Over the last couple of years we have began using the prowler for our primary source of conditioning for the intermediate strength athlete.  The more we use it the more we understand just how effective the Prowler is at increasing work capacity, eliciting cardio vascular adaptation, aiding in recovery, and maintaining/increasing strength.  Pushing a sled seems to condition the athlete as well as any method we have used with the added benefit of virtually no risk of injury.  It requires nearly no coaching, form does not break down as the athlete gets tired, and our coaching time can be spent with other athletes under a bar while several athletes condition simultaneously.


When an athlete adjusts to the TM set-up we will begin adding Prowler work when conditioning is needed.  For those unfamiliar with the TM set up it’s a basic three day a week program of Volume/light/intensity work.  A basic TM set up looks like this:



5×5 work on main lifts (volume)


80% work on main lifts (Light)


5RM on main lifts (Intensity)


Sets and reps can change and we make all sorts of adjustments dependent on the lifter but the basic set-up remains the same.  Simple and effective.  It works so well we have set up our Prowler work based off the same structure, Volume/Light/Intensity.  We usually run prowler work on lifting days or on the off days based on the lifters schedule.  For the athlete able to train more than 3 times a week the best option seems to be to train the prowler on Tuesday (Volume), Wednesday (Recovery), and Friday or Saturday (Intensity).  Both seem to work well but you will need to see which works best for you.  Below will give you an idea of what a volume/light (recovery)/intensity set up would look like with the prowler.  This is only and example and you can also adjust to fit your needs.



5X5 on main lifts


Prowler work:

10 x 25 meter trips (with turn around at half way point) with moderate to heavy load.  Rest 2 minutes between efforts.


80% light work on main lifts

Prowler work:

3 minute on 3 minute off for 3 rounds with light load.  Prowler weight should not be heavy and athlete should be able to easily walk with the prowler for all the 3 minutes without stopping.  Light work in this time domain does an amazing job of recovering the athlete from Monday’s squat volume.


5RM on main lifts

Prowler work:

5-10 x pushes for max distance with rest as needed.  Load the prowler as heavy as possibly and push until the prowler stops.  Rest as needed and repeat.  The prowler should be loaded heavy enough that the distance covered is around 10 meters on the first effort before the athlete cannot push it.  These are all out short efforts much like the 5rm strength work.  Push as hard as you can until the sled stops.  recover fully and repeat.

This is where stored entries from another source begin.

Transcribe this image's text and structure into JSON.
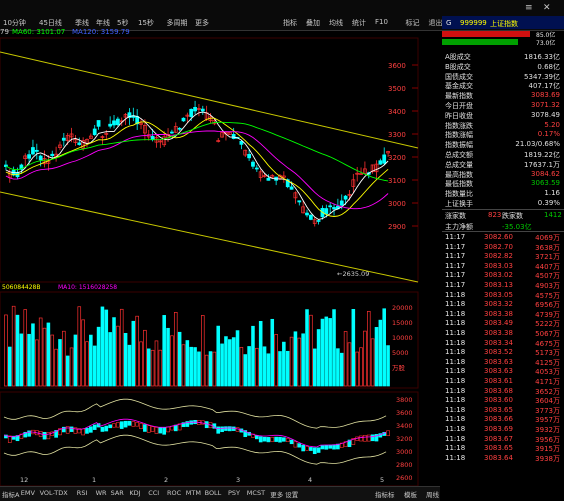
{
  "toolbar": {
    "period_tabs": [
      "10分钟",
      "45日线",
      "季线",
      "年线",
      "5秒",
      "15秒",
      "多周期",
      "更多"
    ],
    "right_tools": [
      "指标",
      "叠加",
      "均线",
      "统计",
      "F10",
      "标记",
      "退出"
    ]
  },
  "ma_line": {
    "ma60": "MA60: 3101.07",
    "ma120": "MA120: 3159.79",
    "prefix": "79"
  },
  "quote_header": {
    "label_g": "G",
    "code": "999999",
    "name": "上证指数"
  },
  "ratio_bar": {
    "top": "85.0亿",
    "bottom": "73.0亿"
  },
  "quote_rows": [
    {
      "label": "A股成交",
      "value": "1816.33亿",
      "color": "#e0e0e0"
    },
    {
      "label": "B股成交",
      "value": "0.68亿",
      "color": "#e0e0e0"
    },
    {
      "label": "国债成交",
      "value": "5347.39亿",
      "color": "#e0e0e0"
    },
    {
      "label": "基金成交",
      "value": "407.17亿",
      "color": "#e0e0e0"
    },
    {
      "label": "最新指数",
      "value": "3083.69",
      "color": "#ff4040"
    },
    {
      "label": "今日开盘",
      "value": "3071.32",
      "color": "#ff4040"
    },
    {
      "label": "昨日收盘",
      "value": "3078.49",
      "color": "#e0e0e0"
    },
    {
      "label": "指数涨跌",
      "value": "5.20",
      "color": "#ff4040"
    },
    {
      "label": "指数涨幅",
      "value": "0.17%",
      "color": "#ff4040"
    },
    {
      "label": "指数振幅",
      "value": "21.03/0.68%",
      "color": "#e0e0e0"
    },
    {
      "label": "总成交额",
      "value": "1819.22亿",
      "color": "#e0e0e0"
    },
    {
      "label": "总成交量",
      "value": "17637.1万",
      "color": "#e0e0e0"
    },
    {
      "label": "最高指数",
      "value": "3084.62",
      "color": "#ff4040"
    },
    {
      "label": "最低指数",
      "value": "3063.59",
      "color": "#00c800"
    },
    {
      "label": "指数量比",
      "value": "1.16",
      "color": "#e0e0e0"
    },
    {
      "label": "上证换手",
      "value": "0.39%",
      "color": "#e0e0e0"
    }
  ],
  "updown": {
    "up_label": "涨家数",
    "up_value": "823",
    "down_label": "跌家数",
    "down_value": "1412"
  },
  "netflow": {
    "label": "主力净额",
    "value": "-35.03亿"
  },
  "ticks": [
    {
      "time": "11:17",
      "price": "3082.60",
      "vol": "4069万",
      "c": "r"
    },
    {
      "time": "11:17",
      "price": "3082.70",
      "vol": "3638万",
      "c": "r"
    },
    {
      "time": "11:17",
      "price": "3082.82",
      "vol": "3721万",
      "c": "r"
    },
    {
      "time": "11:17",
      "price": "3083.03",
      "vol": "4407万",
      "c": "r"
    },
    {
      "time": "11:17",
      "price": "3083.02",
      "vol": "4507万",
      "c": "r"
    },
    {
      "time": "11:17",
      "price": "3083.13",
      "price2": "",
      "vol": "4903万",
      "c": "r"
    },
    {
      "time": "11:18",
      "price": "3083.05",
      "vol": "4575万",
      "c": "r"
    },
    {
      "time": "11:18",
      "price": "3083.32",
      "vol": "6956万",
      "c": "r"
    },
    {
      "time": "11:18",
      "price": "3083.38",
      "vol": "4739万",
      "c": "r"
    },
    {
      "time": "11:18",
      "price": "3083.49",
      "vol": "5222万",
      "c": "r"
    },
    {
      "time": "11:18",
      "price": "3083.38",
      "vol": "5067万",
      "c": "r"
    },
    {
      "time": "11:18",
      "price": "3083.34",
      "vol": "4675万",
      "c": "r"
    },
    {
      "time": "11:18",
      "price": "3083.52",
      "vol": "5173万",
      "c": "r"
    },
    {
      "time": "11:18",
      "price": "3083.63",
      "vol": "4125万",
      "c": "r"
    },
    {
      "time": "11:18",
      "price": "3083.63",
      "vol": "4053万",
      "c": "r"
    },
    {
      "time": "11:18",
      "price": "3083.61",
      "vol": "4171万",
      "c": "r"
    },
    {
      "time": "11:18",
      "price": "3083.68",
      "vol": "3652万",
      "c": "r"
    },
    {
      "time": "11:18",
      "price": "3083.60",
      "vol": "3604万",
      "c": "r"
    },
    {
      "time": "11:18",
      "price": "3083.65",
      "vol": "3773万",
      "c": "r"
    },
    {
      "time": "11:18",
      "price": "3083.66",
      "vol": "3957万",
      "c": "r"
    },
    {
      "time": "11:18",
      "price": "3083.69",
      "vol": "3932万",
      "c": "r"
    },
    {
      "time": "11:18",
      "price": "3083.67",
      "vol": "3956万",
      "c": "r"
    },
    {
      "time": "11:18",
      "price": "3083.65",
      "vol": "3915万",
      "c": "r"
    },
    {
      "time": "11:18",
      "price": "3083.64",
      "vol": "3938万",
      "c": "r"
    }
  ],
  "price_axis": [
    "3600",
    "3500",
    "3400",
    "3300",
    "3200",
    "3100",
    "3000",
    "2900"
  ],
  "price_low_label": "2635.09",
  "vol_header": {
    "v1": "506084428B",
    "v2": "MA10: 1516028258"
  },
  "vol_axis": [
    "20000",
    "15000",
    "10000",
    "5000",
    "万股"
  ],
  "ind_axis": [
    "3800",
    "3600",
    "3400",
    "3200",
    "3000",
    "2800",
    "2600"
  ],
  "date_labels": [
    "12",
    "1",
    "2",
    "3",
    "4",
    "5"
  ],
  "bottom_tabs": [
    "指标A",
    "EMV",
    "VOL-TDX",
    "RSI",
    "WR",
    "SAR",
    "KDJ",
    "CCI",
    "ROC",
    "MTM",
    "BOLL",
    "PSY",
    "MCST",
    "更多",
    "设置"
  ],
  "bottom_right": [
    "指标标",
    "模板",
    "周线"
  ],
  "colors": {
    "up": "#ff3030",
    "down": "#00ffff",
    "ma5": "#ffffff",
    "ma10": "#ffff00",
    "ma20": "#ff00ff",
    "ma60": "#00ff00",
    "channel": "#c8c800"
  }
}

The prowler intensity is surface dependent.  You will need to adjust loads based on the surface you are pushing on.  Higher friction surfaces will make the prowler harder to push and loads may be much lighter than on surfaces with less friction such as grass.  When you start using the prowler you will want to record the work in your training book.  Keep track of loads, distances and time so you can make linear progress over a training cycle.


If you have access to a prowler run this over the next 6 weeks or so and let us know how it works for you.